La névrose familiale des romanciers

Répertoire de souvenirs personnels, L’été au parc Belmont est une adresse à sens unique au père et au psychanalyste, que vient émailler la voix subjective.

Roman illustré

Répertoire de souvenirs personnels, L’été au parc Belmont est une adresse à sens unique au père et au psychanalyste, que vient émailler la voix subjective.

Dans Le roman familial des névrosés (1909), Freud développe une théorie stipulant que face à la faillibilité nouvellement découverte de ses parents, l’enfant en bas âge s’invente une filiation extraordinaire dans laquelle il peut s’inscrire pour expliquer le fait que ses géniteur·rices ne soient pas les démiurges qu’il imaginait. Mâtiné de psychanalyse, le premier roman de Thara Charland prend presque le contrepied exact de ce concept: l’autrice s’y attache à lentement déconstruire la figure paternelle afin de la remplacer par un être aussi peu mythique que possible. Sans représenter une charge contre ce père, L’été au parc Belmont constitue la riposte formulée par l’écrivaine à la formation des idoles: on y aborde le manque, certes, mais sans lui élever un autel.

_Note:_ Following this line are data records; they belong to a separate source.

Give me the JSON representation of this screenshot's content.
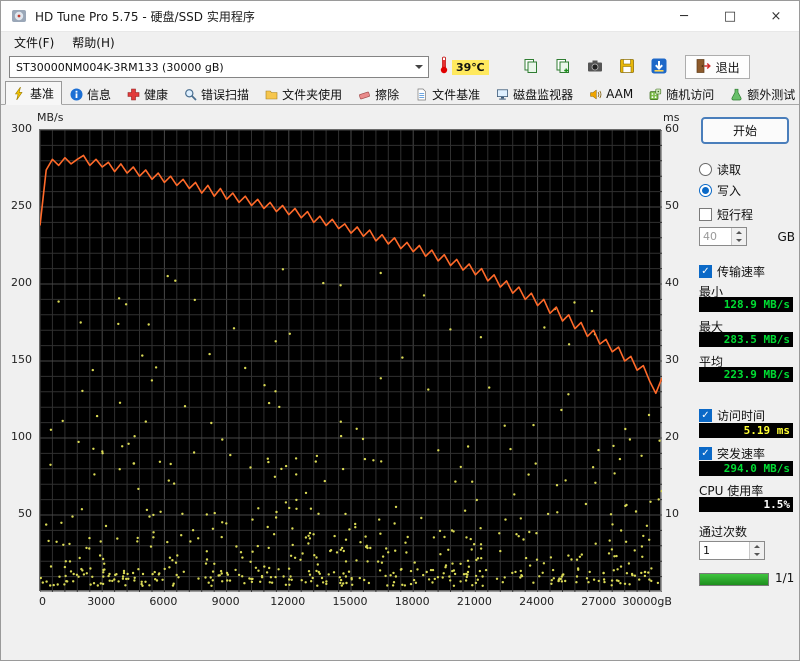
{
  "window": {
    "title": "HD Tune Pro 5.75 - 硬盘/SSD 实用程序",
    "menu": [
      "文件(F)",
      "帮助(H)"
    ],
    "controls": {
      "minimize": "─",
      "maximize": "□",
      "close": "×"
    }
  },
  "toolbar": {
    "drive": "ST30000NM004K-3RM133 (30000 gB)",
    "temperature": "39℃",
    "buttons": [
      "copy",
      "copy-add",
      "camera",
      "save",
      "download"
    ],
    "exit": "退出"
  },
  "tabs": {
    "selected": 0,
    "items": [
      {
        "label": "基准",
        "icon": "benchmark"
      },
      {
        "label": "信息",
        "icon": "info"
      },
      {
        "label": "健康",
        "icon": "health"
      },
      {
        "label": "错误扫描",
        "icon": "error-scan"
      },
      {
        "label": "文件夹使用",
        "icon": "folder"
      },
      {
        "label": "擦除",
        "icon": "erase"
      },
      {
        "label": "文件基准",
        "icon": "file-benchmark"
      },
      {
        "label": "磁盘监视器",
        "icon": "disk-monitor"
      },
      {
        "label": "AAM",
        "icon": "speaker"
      },
      {
        "label": "随机访问",
        "icon": "dice"
      },
      {
        "label": "额外测试",
        "icon": "flask"
      }
    ]
  },
  "panel": {
    "start": "开始",
    "read": "读取",
    "write": "写入",
    "short_stroke": "短行程",
    "stroke_value": "40",
    "stroke_unit": "GB",
    "transfer_rate": "传输速率",
    "min_label": "最小",
    "min_value": "128.9 MB/s",
    "max_label": "最大",
    "max_value": "283.5 MB/s",
    "avg_label": "平均",
    "avg_value": "223.9 MB/s",
    "access_time": "访问时间",
    "access_value": "5.19 ms",
    "burst_rate": "突发速率",
    "burst_value": "294.0 MB/s",
    "cpu_label": "CPU 使用率",
    "cpu_value": "1.5%",
    "pass_label": "通过次数",
    "pass_value": "1",
    "progress_label": "1/1"
  },
  "chart_data": {
    "type": "line",
    "title": "HD Tune sequential write benchmark",
    "x_axis": {
      "min": 0,
      "max": 30000,
      "tick_labels": [
        "0",
        "3000",
        "6000",
        "9000",
        "12000",
        "15000",
        "18000",
        "21000",
        "24000",
        "27000",
        "30000gB"
      ]
    },
    "y_left": {
      "label": "MB/s",
      "min": 0,
      "max": 300,
      "ticks": [
        300,
        250,
        200,
        150,
        100,
        50
      ]
    },
    "y_right": {
      "label": "ms",
      "min": 0,
      "max": 60,
      "ticks": [
        60,
        50,
        40,
        30,
        20,
        10
      ]
    },
    "grid": {
      "x_step": 600,
      "y_step_mbs": 10,
      "minor_color": "#303030",
      "major_color": "#484848"
    },
    "series": [
      {
        "name": "transfer-rate",
        "unit": "MB/s",
        "color": "#ff6a2a",
        "points": [
          [
            0,
            238
          ],
          [
            300,
            274
          ],
          [
            600,
            281
          ],
          [
            900,
            277
          ],
          [
            1200,
            282
          ],
          [
            1500,
            278
          ],
          [
            1800,
            281
          ],
          [
            2100,
            283.5
          ],
          [
            2400,
            277
          ],
          [
            2700,
            281
          ],
          [
            3000,
            276
          ],
          [
            3300,
            279
          ],
          [
            3600,
            273
          ],
          [
            3900,
            278
          ],
          [
            4200,
            272
          ],
          [
            4500,
            276
          ],
          [
            4800,
            270
          ],
          [
            5100,
            274
          ],
          [
            5400,
            268
          ],
          [
            5700,
            272
          ],
          [
            6000,
            266
          ],
          [
            6300,
            270
          ],
          [
            6600,
            264
          ],
          [
            6900,
            268
          ],
          [
            7200,
            262
          ],
          [
            7500,
            266
          ],
          [
            7800,
            259
          ],
          [
            8100,
            264
          ],
          [
            8400,
            257
          ],
          [
            8700,
            262
          ],
          [
            9000,
            255
          ],
          [
            9300,
            259
          ],
          [
            9600,
            253
          ],
          [
            9900,
            257
          ],
          [
            10200,
            251
          ],
          [
            10500,
            255
          ],
          [
            10800,
            249
          ],
          [
            11100,
            253
          ],
          [
            11400,
            247
          ],
          [
            11700,
            251
          ],
          [
            12000,
            245
          ],
          [
            12300,
            249
          ],
          [
            12600,
            243
          ],
          [
            12900,
            247
          ],
          [
            13200,
            240
          ],
          [
            13500,
            244
          ],
          [
            13800,
            238
          ],
          [
            14100,
            242
          ],
          [
            14400,
            236
          ],
          [
            14700,
            239
          ],
          [
            15000,
            233
          ],
          [
            15300,
            237
          ],
          [
            15600,
            231
          ],
          [
            15900,
            235
          ],
          [
            16200,
            228
          ],
          [
            16500,
            232
          ],
          [
            16800,
            226
          ],
          [
            17100,
            230
          ],
          [
            17400,
            223
          ],
          [
            17700,
            227
          ],
          [
            18000,
            221
          ],
          [
            18300,
            225
          ],
          [
            18600,
            218
          ],
          [
            18900,
            222
          ],
          [
            19200,
            215
          ],
          [
            19500,
            219
          ],
          [
            19800,
            212
          ],
          [
            20100,
            216
          ],
          [
            20400,
            209
          ],
          [
            20700,
            213
          ],
          [
            21000,
            206
          ],
          [
            21300,
            210
          ],
          [
            21600,
            202
          ],
          [
            21900,
            206
          ],
          [
            22200,
            198
          ],
          [
            22500,
            202
          ],
          [
            22800,
            194
          ],
          [
            23100,
            198
          ],
          [
            23400,
            190
          ],
          [
            23700,
            194
          ],
          [
            24000,
            186
          ],
          [
            24300,
            190
          ],
          [
            24600,
            181
          ],
          [
            24900,
            185
          ],
          [
            25200,
            176
          ],
          [
            25500,
            180
          ],
          [
            25800,
            171
          ],
          [
            26100,
            175
          ],
          [
            26400,
            166
          ],
          [
            26700,
            170
          ],
          [
            27000,
            161
          ],
          [
            27300,
            164
          ],
          [
            27600,
            156
          ],
          [
            27900,
            159
          ],
          [
            28200,
            150
          ],
          [
            28500,
            153
          ],
          [
            28800,
            144
          ],
          [
            29100,
            147
          ],
          [
            29400,
            137
          ],
          [
            29700,
            129
          ],
          [
            30000,
            139
          ]
        ]
      }
    ],
    "scatter": {
      "name": "access-time",
      "unit": "ms",
      "color": "#d9d955",
      "seed": 1337,
      "count": 560,
      "bands": [
        {
          "range": [
            0.8,
            3.0
          ],
          "fraction": 0.42
        },
        {
          "range": [
            3.0,
            8.0
          ],
          "fraction": 0.26
        },
        {
          "range": [
            8.0,
            18.0
          ],
          "fraction": 0.18
        },
        {
          "range": [
            18.0,
            28.0
          ],
          "fraction": 0.09
        },
        {
          "range": [
            28.0,
            42.0
          ],
          "fraction": 0.05
        }
      ]
    },
    "summary": {
      "min": 128.9,
      "max": 283.5,
      "avg": 223.9,
      "access_time_ms": 5.19,
      "burst_mbs": 294.0,
      "cpu_pct": 1.5
    }
  }
}
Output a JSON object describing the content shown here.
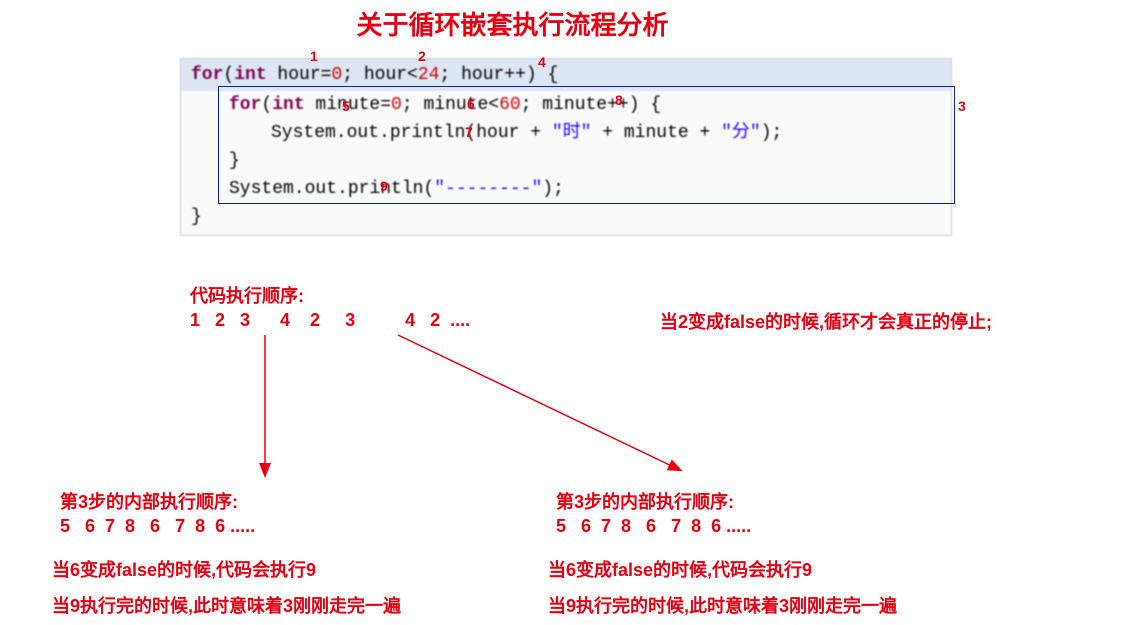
{
  "title": "关于循环嵌套执行流程分析",
  "code": {
    "line1_kw1": "for",
    "line1_kw2": "int",
    "line1_seg1": "(",
    "line1_seg2": " hour=",
    "line1_num1": "0",
    "line1_seg3": "; hour<",
    "line1_num2": "24",
    "line1_seg4": "; hour++) ",
    "line1_brace": "{",
    "line2_kw1": "for",
    "line2_kw2": "int",
    "line2_seg1": "(",
    "line2_seg2": " minute=",
    "line2_num1": "0",
    "line2_seg3": "; minute<",
    "line2_num2": "60",
    "line2_seg4": "; minute++) ",
    "line2_brace": "{",
    "line3_seg1": "System.out.println(hour + ",
    "line3_str1": "\"时\"",
    "line3_seg2": " + minute + ",
    "line3_str2": "\"分\"",
    "line3_seg3": ");",
    "line4_brace": "}",
    "line5_seg1": "System.out.println(",
    "line5_str1": "\"--------\"",
    "line5_seg2": ");",
    "line6_brace": "}"
  },
  "annot": {
    "a1": "1",
    "a2": "2",
    "a3": "3",
    "a4": "4",
    "a5": "5",
    "a6": "6",
    "a7": "7",
    "a8": "8",
    "a9": "9"
  },
  "seq": {
    "title": "代码执行顺序:",
    "nums": "1   2   3      4    2     3          4   2  ....",
    "note": "当2变成false的时候,循环才会真正的停止;"
  },
  "left": {
    "title": "第3步的内部执行顺序:",
    "nums": "5   6  7  8   6   7  8  6 .....",
    "note1": "当6变成false的时候,代码会执行9",
    "note2": "当9执行完的时候,此时意味着3刚刚走完一遍"
  },
  "right": {
    "title": "第3步的内部执行顺序:",
    "nums": "5   6  7  8   6   7  8  6 .....",
    "note1": "当6变成false的时候,代码会执行9",
    "note2": "当9执行完的时候,此时意味着3刚刚走完一遍"
  }
}
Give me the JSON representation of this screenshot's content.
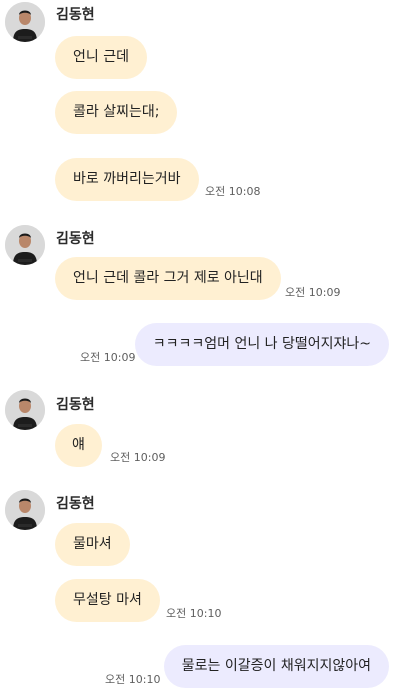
{
  "messages": {
    "group1": {
      "sender": "김동현",
      "bubbles": [
        "언니 근데",
        "콜라 살찌는대;",
        "바로 까버리는거바"
      ],
      "time": "오전 10:08"
    },
    "group2": {
      "sender": "김동현",
      "bubbles": [
        "언니 근데 콜라 그거 제로 아닌대"
      ],
      "time": "오전 10:09"
    },
    "mine1": {
      "text": "ㅋㅋㅋㅋ엄머 언니 나 당떨어지쟈나~",
      "time": "오전 10:09"
    },
    "group3": {
      "sender": "김동현",
      "bubbles": [
        "얘"
      ],
      "time": "오전 10:09"
    },
    "group4": {
      "sender": "김동현",
      "bubbles": [
        "물마셔",
        "무설탕 마셔"
      ],
      "time": "오전 10:10"
    },
    "mine2": {
      "text": "물로는 이갈증이 채워지지않아여",
      "time": "오전 10:10"
    }
  },
  "colors": {
    "incoming_bubble": "#fff0d2",
    "outgoing_bubble": "#ecebfe",
    "timestamp": "#5f5f5f"
  },
  "icons": {
    "avatar": "profile-avatar-icon"
  }
}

Dans ce travail de reconstitution mémorielle, le parc donnant son titre au livre agit en guise de souvenir-écran et symbolise métonymiquement le père inconnu (décédé d’une crise cardiaque dans la quarantaine), qui y a passé ses journées lors des vacances estivales de sa jeunesse: «Je voudrais parler du parc Belmont sans l’avoir jamais fréquenté, sans en posséder un cliché, je veux l’évoquer par les seules anecdotes que je lui connais», écrit l’autrice, alors qu’elle semble parler moins du lieu lui-même que de son propre programme esthétique.

Punctum/poubelle

La théoricienne de la postmémoire Marianne Hirsch soutient, dans Family Frames (1997), qu’il existe une typologie représentationnelle du «faire famille» qui favoriserait la construction d’un idéal visuel du groupe familial à travers l’album photographique. Elle se demande en fait si «nous pouvons lire les images domestiques et les photos de familles comme des enregistrements ou des indices1». Lorsqu’on lit L’été au parc Belmont, il devient évident que oui, ne serait-ce qu’en raison du lexique de l’enquête qui entoure les observations de l’autrice. Mais l’image comme le père résistent: tous deux «refuse[nt] l’examen auquel [l’écrivaine] voudrai[t] le[s] soumettre». Dans ce livre, l’expression «interroger du regard» doit s’entendre au sens propre: chaque image est décortiquée par un œil attentif à ce qui pourrait trahir la dynamique des rapports entre les sujets photographiés.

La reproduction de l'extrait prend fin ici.